Much more often than orthophoria, heterophoria , in which there is unequal force of action of the extraocular muscles, caused by anatomical and nervous factors (features of the position of the eyeballs in the sockets, impulses to convergence and divergence, the relationship between accommodation and convergence, tone of the extraocular muscles, etc.) . Heterophoria, or hidden strabismus, is expressed in the deviation of one of the eyes during a period when a person does not fixate any object. Heterophoria is characterized by the presence of binocular vision and is detected only in cases where we intentionally or accidentally disrupt binocular fixation.
Depending on the direction of deviation of the eyes, heterophoria is divided into:
- exophoria – deviation towards the temple,
- esophoria - to the nose,
- hyperphoria - upward,
- hypophoria - downwards.
Methods for studying heterophoria are based on the principle of excluding one eye from the act of binocular vision.

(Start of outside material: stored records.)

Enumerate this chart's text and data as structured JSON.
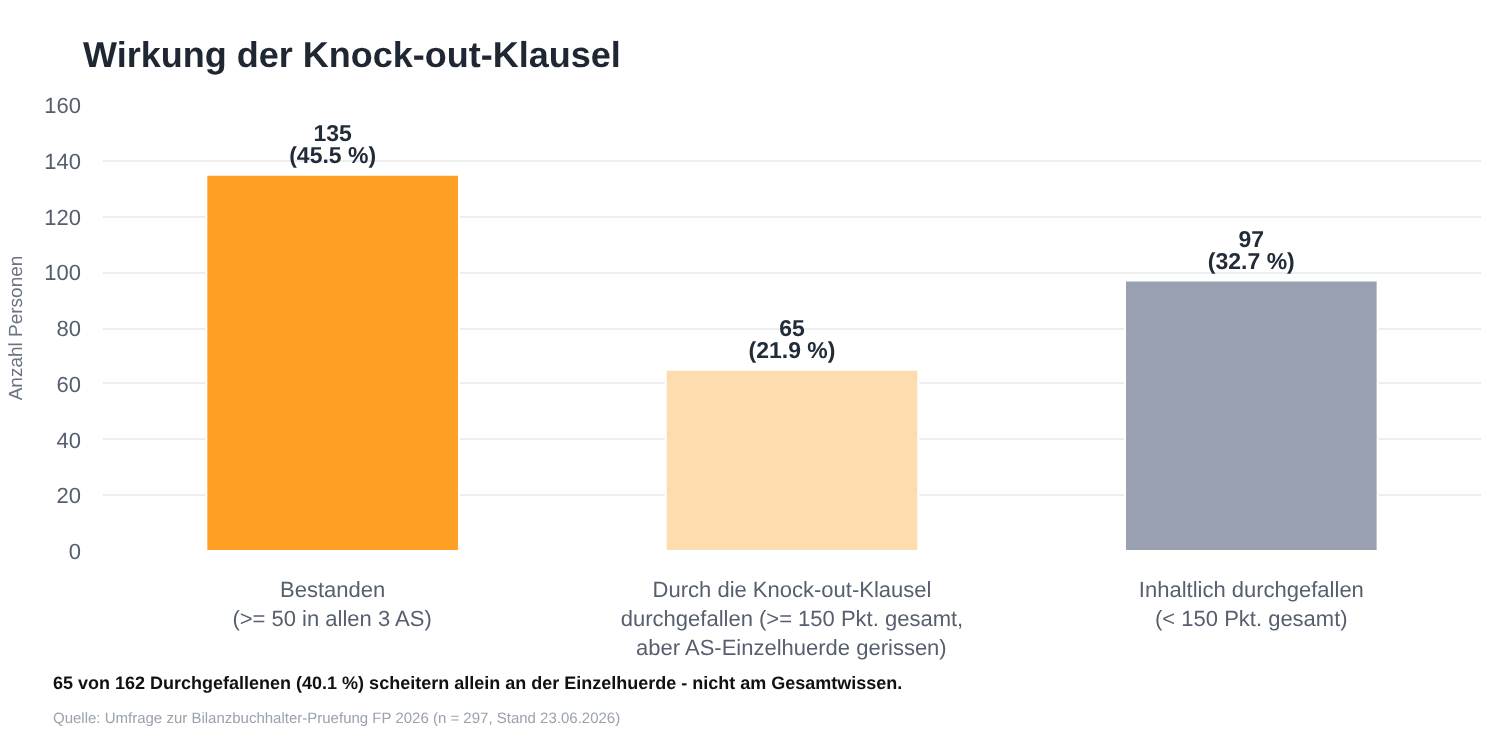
{
  "chart_data": {
    "type": "bar",
    "title": "Wirkung der Knock-out-Klausel",
    "ylabel": "Anzahl Personen",
    "categories": [
      "Bestanden\n(>= 50 in allen 3 AS)",
      "Durch die Knock-out-Klausel\ndurchgefallen (>= 150 Pkt. gesamt,\naber AS-Einzelhuerde gerissen)",
      "Inhaltlich durchgefallen\n(< 150 Pkt. gesamt)"
    ],
    "values": [
      135,
      65,
      97
    ],
    "colors": [
      "#ff9f24",
      "#fddcad",
      "#99a1b0"
    ],
    "value_labels": [
      "135\n(45.5 %)",
      "65\n(21.9 %)",
      "97\n(32.7 %)"
    ],
    "ylim": [
      0,
      160
    ],
    "yticks": [
      0,
      20,
      40,
      60,
      80,
      100,
      120,
      140,
      160
    ],
    "grid": "y",
    "annotations": [
      "65 von 162 Durchgefallenen (40.1 %) scheitern allein an der Einzelhuerde - nicht am Gesamtwissen.",
      "Quelle: Umfrage zur Bilanzbuchhalter-Pruefung FP 2026 (n = 297, Stand 23.06.2026)"
    ]
  }
}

Assessment of binocular vision in children
After the birth of the baby, parents should be attentive to his vision and pay attention to inconsistencies that arise during the development process. At three months, the baby should already be able to consistently focus his eyes on the toy in front of him. By this same age, infantile strabismus, with which all children are born, should improve. If it does not go away, then this is an obvious pathology and you should urgently visit an ophthalmologist. You should also pay attention to how the baby looks at pictures in books. If he lingers for a long time on one drawing and does not move it, this is also a reason to sound the alarm.
The lack of binocular vision in a child is usually fraught with two problems - strabismus or amblyopia (lazy eye syndrome). Strabismus most often develops before the age of three, which is why it is important to monitor it closely during this period.
Amblyopia is a visual impairment when one eye is not involved in the process of perceiving a picture, in other words, the child has monocular vision. Moreover, strabismus can cause amblyopia, and vice versa. This pathology is dangerous because if not treated in a timely manner, the functions of the diseased eye can completely atrophy.
Why is binocular vision so important?
Without binocularity, we would experience great difficulties in life. This nature of vision allows one to orientate well in space, assessing the distance to objects and between them (without this ability a person would not be able to work in many areas). It also promotes good peripheral vision and allows us to see the world in 3D projection - we can evaluate the size of an object, its shape, and relief. In addition, if vision is binocular, this contributes to the sharpness of vision and the brightness of the picture.
The lack of stereoscopic vision limits a person’s ability to engage in many activities in which an accurate assessment of the distance to an object and its size are important. In many professions this aspect is key. What kind of job can a person with impaired binocularity not work in?
- A medical worker of a certain direction: nurse, dentist, surgeon. Imagine that a surgeon, during an operation with a sharp scalpel, cannot estimate the distance to the patient’s organ and makes careless movements? A nurse without binocularity simply will not be able to give an injection into a vein.
- Driver of various types of ground transport, pilot.
- An athlete. It is simply impossible to engage in some sports in the absence of stereoscopic vision: in football, hockey, tennis and other sports, it is necessary to estimate the distance to a game object (ball, puck), player, goal; distance assessment occurs literally every second. But, for example, you can practice chess or swimming.
- Other professions include videographer, photographer, hunter and others.